O caso analisado pelo TRF da 4.ª Região refere-se a um acordo de leniência celebrado entre a Odebrecht e o MPF. O juiz de primeira instância entendeu que o pacto era válido e determinou a suspensão do bloqueio de bens da empreiteira. A União recorreu da decisão, alegando que o Ministério Público não poderia ter assinado sozinho o acordo com a Odebrecht. Em maio, o tribunal voltou a bloquear os bens, por medida liminar. Agora, o TRF da 4.ª Região apreciou o mérito do recurso, determinando que o bloqueio deve ser mantido até que a AGU e a CGU ratifiquem os termos do acordo de leniência.

A relatora do processo, desembargadora federal Vânia Hack de Almeida, reconheceu que o Ministério Público tem legitimidade para celebrar acordos de leniência. Nesse sentido, ela rejeitou a hipótese de que o acordo entre a Odebrecht e o MPF seria nulo, também por força da “proteção à confiança do negócio jurídico”.

No entanto, a celebração de acordo de leniência sem a participação da CGU e da AGU, defendeu a desembargadora, configura vício. “Persiste o interesse no bloqueio de bens, não porque o MPF não pode transacionar sobre as penas, mas porque o acordo de leniência possui vícios que precisam ser sanados para que resulte íntegra sua validade, gerando os efeitos previstos no ato negocial”, sustentou.

O MPF informou que irá recorrer da decisão do TRF da 4.ª Região. Em nota, os procuradores manifestam uma visão peculiar do Direito e de suas instituições, como se os supostos efeitos positivos do acordo tivessem a capacidade de validá-lo. “O acordo da Odebrecht, se tomado em conjunto com o da Braskem, resultou no maior acordo da espécie em termos monetários na história mundial. Foram ainda revelados milhares de crimes, em depoimentos e provas, os quais têm gerado inúmeras operações policiais e acusações criminais por corrupção em todo o Brasil”, diz a nota do MPF. As proporções do acordo de leniência com a Odebrecht só reforçam a necessidade de um pleno respeito às competências institucionais. Como se sabe, o Ministério Público não tem competência para negociações referentes ao patrimônio público.

A celebração de um acordo de leniência, especialmente quando envolve atos de improbidade administrativa, exige a participação de vários órgãos públicos, pois ele afetará bens e interesses públicos sobre os quais não existe a competência exclusiva de um único ente público.
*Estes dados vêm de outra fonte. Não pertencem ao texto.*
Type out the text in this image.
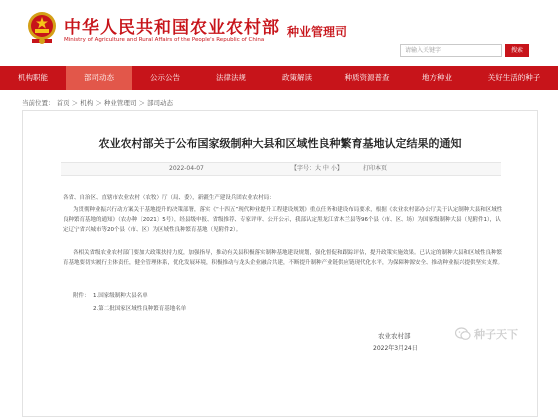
中华人民共和国农业农村部
Ministry of Agriculture and Rural Affairs of the People's Republic of China
种业管理司
请输入关键字	搜索
机构职能	部司动态	公示公告	法律法规	政策解读	种质资源普查	地方种业	关好生活的种子
当前位置： 首页 ＞ 机构 ＞ 种业管理司 ＞ 部司动态
农业农村部关于公布国家级制种大县和区域性良种繁育基地认定结果的通知
2022-04-07	【字号：大 中 小】	打印本页
各省、自治区、直辖市农业农村（农牧）厅（局、委），新疆生产建设兵团农业农村局：
为贯彻种业振兴行动方案关于基地提升的决策部署，落实《“十四五”现代种业提升工程建设规划》重点任务和建设布局要求，根据《农业农村部办公厅关于认定制种大县和区域性良种繁育基地的通知》（农办种〔2021〕5号），经县级申报、省级推荐、专家评审、公开公示，我部认定黑龙江省木兰县等96个县（市、区、场）为国家级制种大县（见附件1），认定辽宁省兴城市等20个县（市、区）为区域性良种繁育基地（见附件2）。
各相关省级农业农村部门要加大政策扶持力度，加强指导，推动有关县积极落实制种基地建设规划，强化督促和跟踪评估，提升政策实施效果。已认定的制种大县和区域性良种繁育基地要切实履行主体责任，健全管理体系，优化发展环境，积极推动与龙头企业融合共建，不断提升制种产业链供应链现代化水平，为保障种源安全、推动种业振兴提供坚实支撑。
附件： 1.国家级制种大县名单
2.第二批国家区域性良种繁育基地名单
农业农村部
2022年3月24日
种子天下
Respeitar essa complexidade é o único caminho para a segurança jurídica. A saída fácil de simplesmente ratificar os acordos já feitos, fazendo vista grossa a eventuais vícios, conduz à fragilidade jurídica e, em última análise, ao arbítrio.
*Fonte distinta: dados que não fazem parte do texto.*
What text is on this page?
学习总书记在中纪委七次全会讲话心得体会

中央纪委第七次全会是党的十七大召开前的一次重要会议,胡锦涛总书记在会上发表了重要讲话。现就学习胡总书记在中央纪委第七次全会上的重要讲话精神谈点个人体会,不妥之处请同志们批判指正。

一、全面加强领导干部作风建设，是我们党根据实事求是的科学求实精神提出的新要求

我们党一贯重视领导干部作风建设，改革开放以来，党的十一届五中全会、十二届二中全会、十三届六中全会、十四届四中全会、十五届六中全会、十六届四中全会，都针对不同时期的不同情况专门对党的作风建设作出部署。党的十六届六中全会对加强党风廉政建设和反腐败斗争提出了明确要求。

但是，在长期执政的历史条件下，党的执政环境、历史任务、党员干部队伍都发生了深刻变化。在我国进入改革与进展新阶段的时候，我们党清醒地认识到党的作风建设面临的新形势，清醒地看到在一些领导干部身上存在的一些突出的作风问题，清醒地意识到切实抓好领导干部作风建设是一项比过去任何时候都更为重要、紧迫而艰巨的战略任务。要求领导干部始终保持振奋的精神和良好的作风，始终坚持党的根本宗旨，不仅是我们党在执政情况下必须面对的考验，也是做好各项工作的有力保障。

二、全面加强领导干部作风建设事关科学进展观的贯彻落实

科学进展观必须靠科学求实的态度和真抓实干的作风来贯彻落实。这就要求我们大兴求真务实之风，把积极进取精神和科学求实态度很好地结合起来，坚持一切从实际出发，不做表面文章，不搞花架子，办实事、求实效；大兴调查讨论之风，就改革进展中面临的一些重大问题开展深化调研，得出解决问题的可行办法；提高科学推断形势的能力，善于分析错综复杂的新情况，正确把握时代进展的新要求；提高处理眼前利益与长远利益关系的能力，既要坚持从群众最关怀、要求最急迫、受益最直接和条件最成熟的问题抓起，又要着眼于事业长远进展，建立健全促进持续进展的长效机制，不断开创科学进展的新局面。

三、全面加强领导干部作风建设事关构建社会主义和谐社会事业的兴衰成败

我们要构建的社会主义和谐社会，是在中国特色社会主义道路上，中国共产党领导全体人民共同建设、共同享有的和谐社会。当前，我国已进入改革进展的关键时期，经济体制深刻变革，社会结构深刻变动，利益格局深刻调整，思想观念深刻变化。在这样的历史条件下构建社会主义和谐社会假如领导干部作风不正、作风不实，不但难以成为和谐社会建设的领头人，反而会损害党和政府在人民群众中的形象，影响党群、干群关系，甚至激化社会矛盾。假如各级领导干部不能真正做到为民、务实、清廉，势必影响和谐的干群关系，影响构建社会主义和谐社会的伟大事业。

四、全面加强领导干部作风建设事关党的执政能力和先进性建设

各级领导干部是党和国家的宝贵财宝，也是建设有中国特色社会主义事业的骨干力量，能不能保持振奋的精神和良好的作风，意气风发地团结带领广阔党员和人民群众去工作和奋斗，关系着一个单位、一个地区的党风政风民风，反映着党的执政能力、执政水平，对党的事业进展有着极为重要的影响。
Deve-se reconhecer que há ainda uma longa trajetória de consolidação da figura do acordo de leniência, ainda recente no ordenamento jurídico nacional. Justamente por isso, é de grande importância o precedente do TRF da 4.ª Região, deixando claro que o Ministério Público não pode atuar sozinho. Também ele deve estar submetido à lei.